Aujourd'hui, la floraison de ces nouveaux marchés privés semble inexorable. Elle s'impose même comme une évidence quand on sait la fertilité de son terreau. L'explosion des transactions financières internationales crée un besoin de services à l'échelle mondiale pour des méga-investisseurs tandis que le boom technologique des réseaux interactifs permet une offre compétitive de tels services. Enfin la déréglementation accompagne la déferlante, comme sur le vieux continent où la directive européenne sur les services en investissements autorisera, dès l'an prochain, la libre concurrence entre toutes les Bourses traditionnelles d'Europe et les nouveaux marchés privés qui s'y installeront.Si les opérateurs privés se précipitent pour créer de nouvelles entreprises de marché, c'est que leur route est pavée d'or.

Objet de convoitises
A la base, le marché financier est un service public consistant à optimiser l'allocation de l'épargne vers le financement de l'économie, mais cette mission est de plus en plus souvent confiée à des entreprises privées. Elles réalisent un chiffre d'affaires, font des bénéfices et ont des actionnaires (voir le tableau
Le filon des entreprises de marché). En fait, de nombreuses entreprises de marché fonctionnent plutôt comme une coopérative. "Nous devons juste faire assez de profits pour investir dans notre modernisation et avoir des réserves de sécurité pour l'avenir, explique Richard Grasso, président du New York Stock Exchange (NYSE). Mais notre raison d'être est avant de faire profiter nos membres, qui sont à la fois nos clients et nos actionnaires, du meilleur service au meilleur coût. L'objectif semble atteint puisque nous sommes la plus grosse bourse du monde." D'autres optent plus franchement pour le 100% capitalisme, comme le Matif, un petit Français devenu quatrième marché à terme du monde.

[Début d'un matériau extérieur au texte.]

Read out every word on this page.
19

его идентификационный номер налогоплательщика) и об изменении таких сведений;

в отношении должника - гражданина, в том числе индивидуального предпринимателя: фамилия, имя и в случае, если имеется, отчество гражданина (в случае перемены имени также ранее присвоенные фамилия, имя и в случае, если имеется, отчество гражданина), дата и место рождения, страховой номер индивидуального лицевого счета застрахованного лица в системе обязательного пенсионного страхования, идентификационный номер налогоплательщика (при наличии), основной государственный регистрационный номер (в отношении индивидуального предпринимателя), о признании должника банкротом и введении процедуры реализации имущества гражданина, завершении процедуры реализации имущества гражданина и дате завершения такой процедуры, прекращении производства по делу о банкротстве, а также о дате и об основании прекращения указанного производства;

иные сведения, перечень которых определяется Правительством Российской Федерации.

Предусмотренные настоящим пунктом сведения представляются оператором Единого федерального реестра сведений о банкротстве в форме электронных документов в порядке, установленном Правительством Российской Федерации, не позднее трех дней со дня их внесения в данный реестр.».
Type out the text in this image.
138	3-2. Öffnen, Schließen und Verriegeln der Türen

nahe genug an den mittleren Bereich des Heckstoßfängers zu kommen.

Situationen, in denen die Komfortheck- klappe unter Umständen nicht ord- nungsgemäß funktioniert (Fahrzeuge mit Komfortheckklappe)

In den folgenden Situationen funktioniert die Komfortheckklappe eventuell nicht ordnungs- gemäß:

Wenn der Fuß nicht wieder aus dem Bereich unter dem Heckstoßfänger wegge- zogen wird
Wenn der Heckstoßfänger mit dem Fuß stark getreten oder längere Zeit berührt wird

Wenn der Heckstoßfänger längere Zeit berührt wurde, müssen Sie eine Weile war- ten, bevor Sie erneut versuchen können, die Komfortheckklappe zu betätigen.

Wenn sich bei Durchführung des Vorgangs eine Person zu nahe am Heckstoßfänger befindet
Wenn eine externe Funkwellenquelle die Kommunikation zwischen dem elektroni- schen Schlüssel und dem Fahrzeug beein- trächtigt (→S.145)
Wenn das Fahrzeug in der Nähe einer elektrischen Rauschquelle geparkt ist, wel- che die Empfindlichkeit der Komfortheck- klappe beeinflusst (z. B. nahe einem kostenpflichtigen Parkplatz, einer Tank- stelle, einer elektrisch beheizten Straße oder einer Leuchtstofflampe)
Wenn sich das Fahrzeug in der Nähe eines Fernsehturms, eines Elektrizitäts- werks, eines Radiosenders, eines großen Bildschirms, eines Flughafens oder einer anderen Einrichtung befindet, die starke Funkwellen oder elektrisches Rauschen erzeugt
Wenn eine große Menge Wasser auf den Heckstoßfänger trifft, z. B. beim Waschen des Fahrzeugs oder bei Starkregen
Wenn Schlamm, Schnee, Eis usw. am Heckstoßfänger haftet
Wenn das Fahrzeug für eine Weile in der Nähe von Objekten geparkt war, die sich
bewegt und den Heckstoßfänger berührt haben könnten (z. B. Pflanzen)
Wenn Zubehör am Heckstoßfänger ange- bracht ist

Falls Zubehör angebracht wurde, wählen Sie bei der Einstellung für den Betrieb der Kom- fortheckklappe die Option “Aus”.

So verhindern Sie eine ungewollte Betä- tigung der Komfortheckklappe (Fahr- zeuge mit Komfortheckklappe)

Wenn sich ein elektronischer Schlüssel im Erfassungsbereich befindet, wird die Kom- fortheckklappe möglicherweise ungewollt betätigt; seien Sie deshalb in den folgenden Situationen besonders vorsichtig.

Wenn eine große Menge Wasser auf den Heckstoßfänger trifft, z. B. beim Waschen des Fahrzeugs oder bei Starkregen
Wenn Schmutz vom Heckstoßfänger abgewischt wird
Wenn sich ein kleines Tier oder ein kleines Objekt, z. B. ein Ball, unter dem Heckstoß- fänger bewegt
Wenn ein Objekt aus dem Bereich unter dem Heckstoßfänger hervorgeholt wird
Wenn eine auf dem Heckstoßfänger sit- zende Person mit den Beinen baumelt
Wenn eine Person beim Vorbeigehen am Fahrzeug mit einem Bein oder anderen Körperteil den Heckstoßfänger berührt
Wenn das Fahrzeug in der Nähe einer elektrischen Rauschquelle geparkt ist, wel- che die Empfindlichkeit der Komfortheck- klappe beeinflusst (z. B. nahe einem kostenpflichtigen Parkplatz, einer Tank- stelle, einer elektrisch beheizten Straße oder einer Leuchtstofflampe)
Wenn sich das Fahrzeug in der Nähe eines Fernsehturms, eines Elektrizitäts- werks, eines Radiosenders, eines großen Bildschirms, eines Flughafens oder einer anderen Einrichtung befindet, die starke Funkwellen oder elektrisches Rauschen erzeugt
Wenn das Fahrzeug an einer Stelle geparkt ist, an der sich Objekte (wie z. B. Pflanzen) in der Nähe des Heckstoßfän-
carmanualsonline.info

Créée en 1986 avec le statut d'institution financière spécialisée, la société Matif S.A. est contrôlée à 33% par la Bourse de Paris, le second tiers appartenant à un groupe de banques et le dernier tiers à un groupe d'assureurs. Pour un capital de départ de 60 millions de francs, ces heureux propriétaires se retrouvent maintenant à la tête d'une société affichant près de 800 millions de francs de fonds propres et qui leur a distribué près de 300 millions de francs de dividendes, dont 75 pour la seule année 1993.
Revers de la médaille, les entreprises de marché peuvent aussi faire l'objet de convoitises. En 1993, le Chicago Board of options exchange, le CBOE, avait ainsi lancé une offre d'achat de 68 millions de dollars sur le Philadelphia stock exchange. Si les 135 000 dollars offerts par le CBOE pour chaque siège de négociation avaient de quoi convaincre les 505 membres de la bourse de Philadelphie, ils n'avaient en revanche aucune envie d'être délocalisés à Chicago, à 1 500 kilomètres de leur côte est. Une réaction collégiale impensable dans le cas des monstres, qui ne dépendent que du bon vouloir d'une poignée d'actionnaires.

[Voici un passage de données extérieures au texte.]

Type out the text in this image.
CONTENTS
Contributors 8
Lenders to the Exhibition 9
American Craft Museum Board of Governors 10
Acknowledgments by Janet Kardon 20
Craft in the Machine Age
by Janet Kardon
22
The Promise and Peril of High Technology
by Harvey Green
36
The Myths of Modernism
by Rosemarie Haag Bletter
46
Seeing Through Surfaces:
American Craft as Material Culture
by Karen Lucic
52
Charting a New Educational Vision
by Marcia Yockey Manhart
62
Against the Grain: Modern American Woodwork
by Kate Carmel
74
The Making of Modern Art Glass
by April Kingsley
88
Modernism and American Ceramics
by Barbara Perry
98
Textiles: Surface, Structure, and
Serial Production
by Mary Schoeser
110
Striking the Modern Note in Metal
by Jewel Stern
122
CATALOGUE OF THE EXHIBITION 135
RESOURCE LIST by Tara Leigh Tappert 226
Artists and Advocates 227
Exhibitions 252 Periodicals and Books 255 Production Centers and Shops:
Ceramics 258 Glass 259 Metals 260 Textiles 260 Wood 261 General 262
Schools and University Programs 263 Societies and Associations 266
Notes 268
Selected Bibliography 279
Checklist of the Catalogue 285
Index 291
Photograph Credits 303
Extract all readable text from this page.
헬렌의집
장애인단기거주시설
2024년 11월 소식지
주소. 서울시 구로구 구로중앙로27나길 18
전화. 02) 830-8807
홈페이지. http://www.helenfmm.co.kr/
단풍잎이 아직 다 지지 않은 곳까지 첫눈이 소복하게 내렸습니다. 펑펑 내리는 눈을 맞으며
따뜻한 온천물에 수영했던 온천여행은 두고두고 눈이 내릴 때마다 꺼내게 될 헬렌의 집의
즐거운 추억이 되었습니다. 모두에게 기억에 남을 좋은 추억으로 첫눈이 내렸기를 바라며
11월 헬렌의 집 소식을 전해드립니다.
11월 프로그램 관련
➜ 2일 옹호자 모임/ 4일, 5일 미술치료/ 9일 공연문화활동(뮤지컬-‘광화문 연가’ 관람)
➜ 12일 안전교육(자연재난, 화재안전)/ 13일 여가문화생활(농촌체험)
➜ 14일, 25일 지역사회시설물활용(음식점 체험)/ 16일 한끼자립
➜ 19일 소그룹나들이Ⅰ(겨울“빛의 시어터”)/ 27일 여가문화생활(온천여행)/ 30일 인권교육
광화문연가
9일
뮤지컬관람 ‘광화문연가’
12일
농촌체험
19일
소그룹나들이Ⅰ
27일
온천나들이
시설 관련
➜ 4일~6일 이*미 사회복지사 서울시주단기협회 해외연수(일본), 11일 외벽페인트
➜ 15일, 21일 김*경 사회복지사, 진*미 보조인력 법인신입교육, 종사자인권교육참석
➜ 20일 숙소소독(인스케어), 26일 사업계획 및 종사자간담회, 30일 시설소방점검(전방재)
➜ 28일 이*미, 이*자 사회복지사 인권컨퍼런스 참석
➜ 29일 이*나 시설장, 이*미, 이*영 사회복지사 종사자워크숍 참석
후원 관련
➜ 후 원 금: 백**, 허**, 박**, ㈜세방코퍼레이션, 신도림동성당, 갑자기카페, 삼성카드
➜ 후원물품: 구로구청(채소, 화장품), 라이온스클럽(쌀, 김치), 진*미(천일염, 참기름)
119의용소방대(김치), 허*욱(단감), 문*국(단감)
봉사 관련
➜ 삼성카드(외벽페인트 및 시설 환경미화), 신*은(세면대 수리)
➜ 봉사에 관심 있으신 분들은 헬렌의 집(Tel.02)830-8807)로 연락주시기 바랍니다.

Le comble de la bourse privée va plus loin, comme en témoigne le tour de force de Tradepoint. Pendant qu'elle réclamait au gendarme de la bourse britannique, la SIB, un agrément d'entreprise de marché pour concurrencer le système Seaq de la bourse de Londres, la société Tradepoint financial network faisait coter ses propres actions... à la bourse de Vancouver, où elle collectait 14 millions de dollars canadiens (55 millions de francs). Investir, distribuer des dividendes et s'introduire en bourse. Les entreprises de marché sont des entreprises comme les autres, elles ont aussi des produits à vendre.

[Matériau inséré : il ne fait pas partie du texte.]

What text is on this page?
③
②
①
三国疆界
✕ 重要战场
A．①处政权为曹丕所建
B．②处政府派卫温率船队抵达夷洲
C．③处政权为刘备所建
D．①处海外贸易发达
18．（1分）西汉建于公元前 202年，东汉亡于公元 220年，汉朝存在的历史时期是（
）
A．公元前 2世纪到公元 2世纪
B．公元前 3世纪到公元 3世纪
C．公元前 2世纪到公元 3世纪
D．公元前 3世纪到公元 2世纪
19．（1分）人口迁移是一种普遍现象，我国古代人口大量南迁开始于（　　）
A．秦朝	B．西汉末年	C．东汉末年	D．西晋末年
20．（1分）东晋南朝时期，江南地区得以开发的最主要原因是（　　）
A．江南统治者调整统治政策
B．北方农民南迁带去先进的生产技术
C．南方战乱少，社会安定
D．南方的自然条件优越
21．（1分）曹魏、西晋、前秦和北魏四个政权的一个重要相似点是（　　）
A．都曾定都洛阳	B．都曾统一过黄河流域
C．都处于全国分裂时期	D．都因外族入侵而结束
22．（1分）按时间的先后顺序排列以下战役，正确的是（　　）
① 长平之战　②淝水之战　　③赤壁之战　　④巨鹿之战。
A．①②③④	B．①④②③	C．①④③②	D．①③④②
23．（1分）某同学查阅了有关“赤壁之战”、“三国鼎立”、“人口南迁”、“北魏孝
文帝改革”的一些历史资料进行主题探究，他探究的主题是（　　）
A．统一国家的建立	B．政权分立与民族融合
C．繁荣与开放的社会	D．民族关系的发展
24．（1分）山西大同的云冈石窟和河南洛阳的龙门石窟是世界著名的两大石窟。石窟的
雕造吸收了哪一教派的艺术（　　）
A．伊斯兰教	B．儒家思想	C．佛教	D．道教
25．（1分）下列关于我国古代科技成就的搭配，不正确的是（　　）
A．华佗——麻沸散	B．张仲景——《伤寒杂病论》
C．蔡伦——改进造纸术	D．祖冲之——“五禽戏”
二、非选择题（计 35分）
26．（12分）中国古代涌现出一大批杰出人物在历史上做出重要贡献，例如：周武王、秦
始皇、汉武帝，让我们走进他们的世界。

Des services à forte valeur ajoutée
Qu'il s'agisse des halles de Rungis ou d'un parquet spécialement conçu pour les négociations à la criée, comme le Matif et le New York stock exchange, ou qu'il s'agisse de marchés électroniques, comme la Bourse de Paris ou les monstres, le premier service que facture une bourse est l'accès à son achalandage. Le droit de venir y proposer des légumes, dans le cas de Rungis, ou des titres, dans le cas des marchés financiers, et d'y chercher des clients. Une sorte de patente, en somme. Mais cette fonction séculaire est aujourd'hui noyée dans un éventail d'autres services. Les commissions de marché facturées par la Bourse de Paris aux sociétés de bourse ne représentent plus aujourd'hui que 55% de ses produits d'exploitation, et les commissions de cotations facturées aux émetteurs, c'est à dire aux entreprises cotées, plus que 20%. En revanche, la vente d'informations financières, c'est à dire la diffusion des cours, a progressé de 30% en 1993, pour atteindre 8,6% des revenus. Au New York stock exchange, la vente d'information progresse également, à 14% du chiffre d'affaires, mais son statut de première bourse mondiale permet aux propriétaires du NYSE d'en faire payer l'accès plus cher aux sociétés cotées. Leurs commissions représentent 40% des revenus du NYSE, contre seulement 21% pour les commissions de négociations et d'adhésion des courtiers.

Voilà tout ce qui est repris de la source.